A key insight emerging from this comparison is that the two processes interact very differently with the fiber phase: extrusion and injection molding subject the bagasse fibers to severe thermomechanical solicitations that alter their morphology and shorten their length, whereas FDM 3D printing preserves their original aspect ratio and structural integrity. This fundamental contrast directly accounts for the distinct mechanical, thermal, and morphological responses observed between the two sets of samples.

Overall, PEG TSCB-reinforced PLA biocomposites are considered as sustainable engineering materials suitable for 3D printing applications.
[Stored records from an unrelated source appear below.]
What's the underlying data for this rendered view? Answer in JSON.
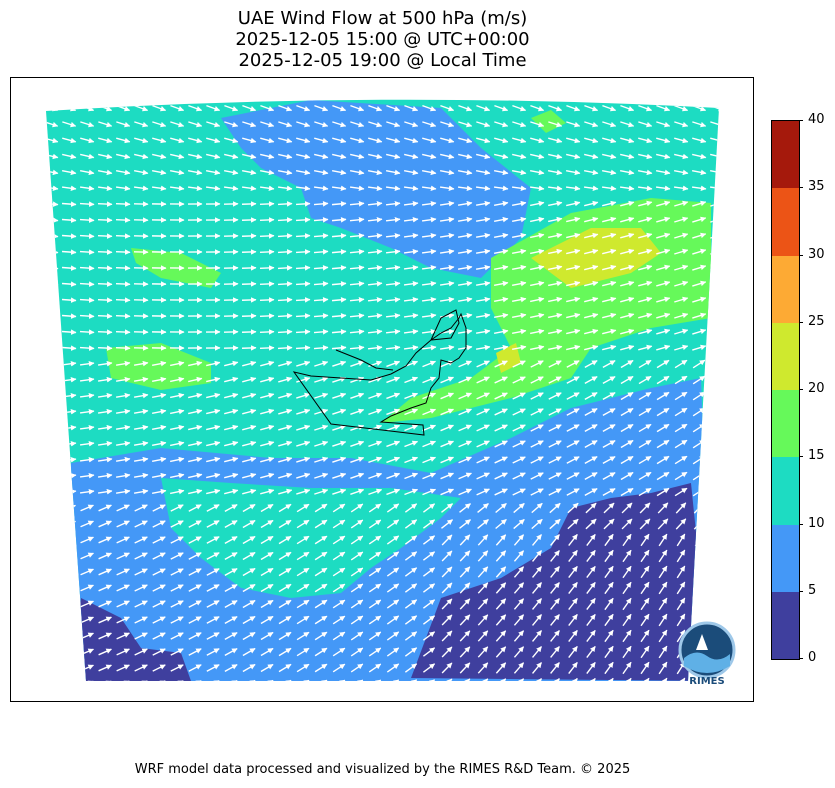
{
  "title": {
    "line1": "UAE Wind Flow at 500 hPa (m/s)",
    "line2": "2025-12-05 15:00 @ UTC+00:00",
    "line3": "2025-12-05 19:00 @ Local Time"
  },
  "colorbar": {
    "ticks": [
      "0",
      "5",
      "10",
      "15",
      "20",
      "25",
      "30",
      "35",
      "40"
    ],
    "colors": [
      "#3f3f9e",
      "#4498f7",
      "#1ddcc2",
      "#66f95a",
      "#cfe92e",
      "#fdaa34",
      "#ec5416",
      "#a5190c"
    ]
  },
  "wind_field": {
    "dominant_flow": "westerly to west-northwesterly",
    "arrow_color": "#ffffff"
  },
  "logo": {
    "text": "RIMES"
  },
  "footer": "WRF model data processed and visualized by the RIMES R&D Team. © 2025"
}
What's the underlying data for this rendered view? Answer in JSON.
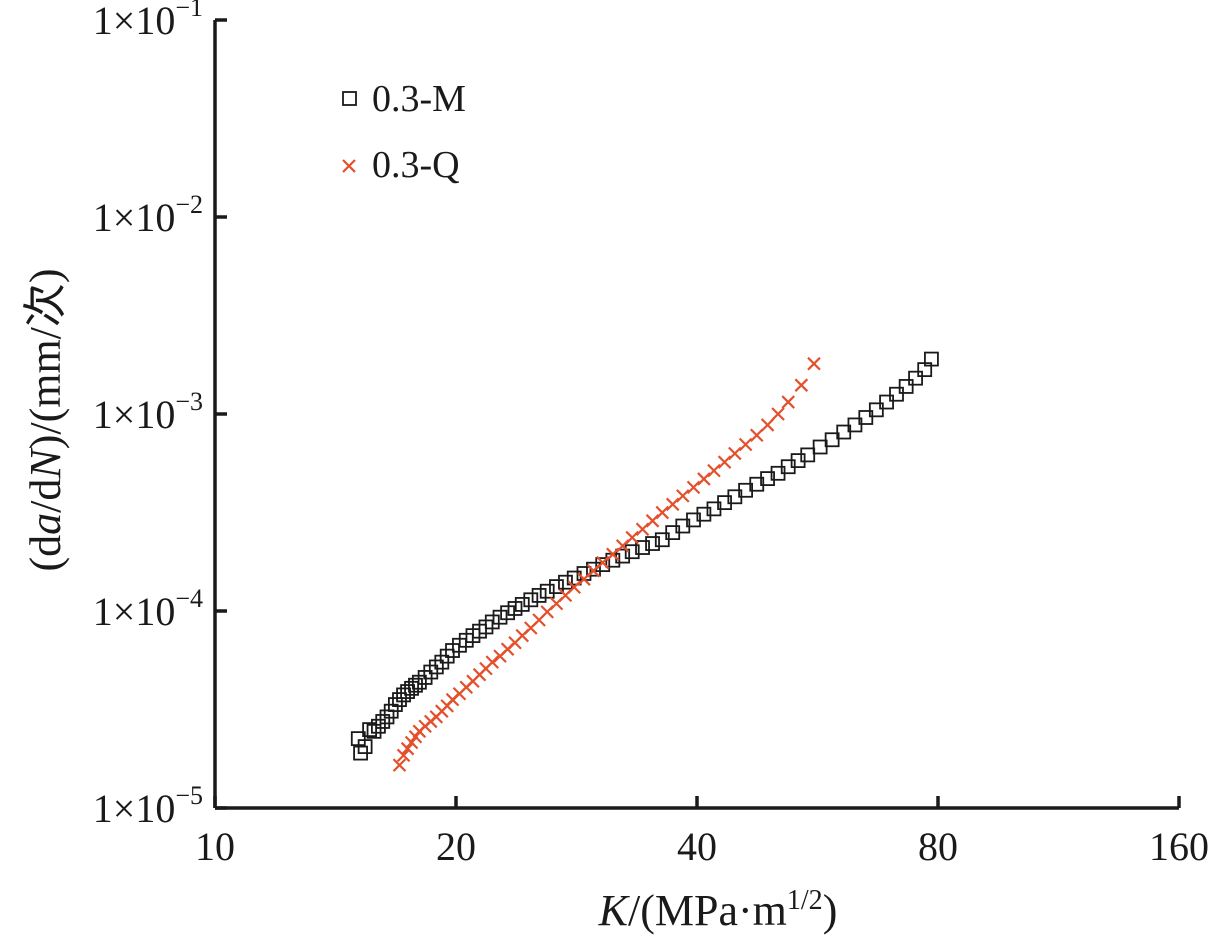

These findings highlight the potential of PLA/PEG/TSCB biocomposites for a wide range of applications. Due to their biodegradability, low environmental impact, and suitable mechanical properties, these materials are promising candidates for lightweight structural components, packaging materials, and consumer products. Specifically, injection-molded specimens, which exhibit higher stiffness, better fiber dispersion, and lower porosity, are well suited for load-bearing applications, such as automotive interior components, rigid packaging, and structural parts in construction. In contrast, 3D-printed parts are more appropriate for rapid prototyping, customized designs, and low-load functional components, where design flexibility and manufacturing speed are prioritized over mechanical performance. Building upon the findings of the present comparative study, several promising research directions are envisaged to further extend this work. Future investigations will focus on the chemical surface treatment of sugarcane bagasse fibers through alkaline and silane modifications to enhance fiber–matrix interfacial adhesion. Particular attention will also be devoted to the optimization of FDM printing parameters in order to minimize interlayer porosity and structural anisotropy.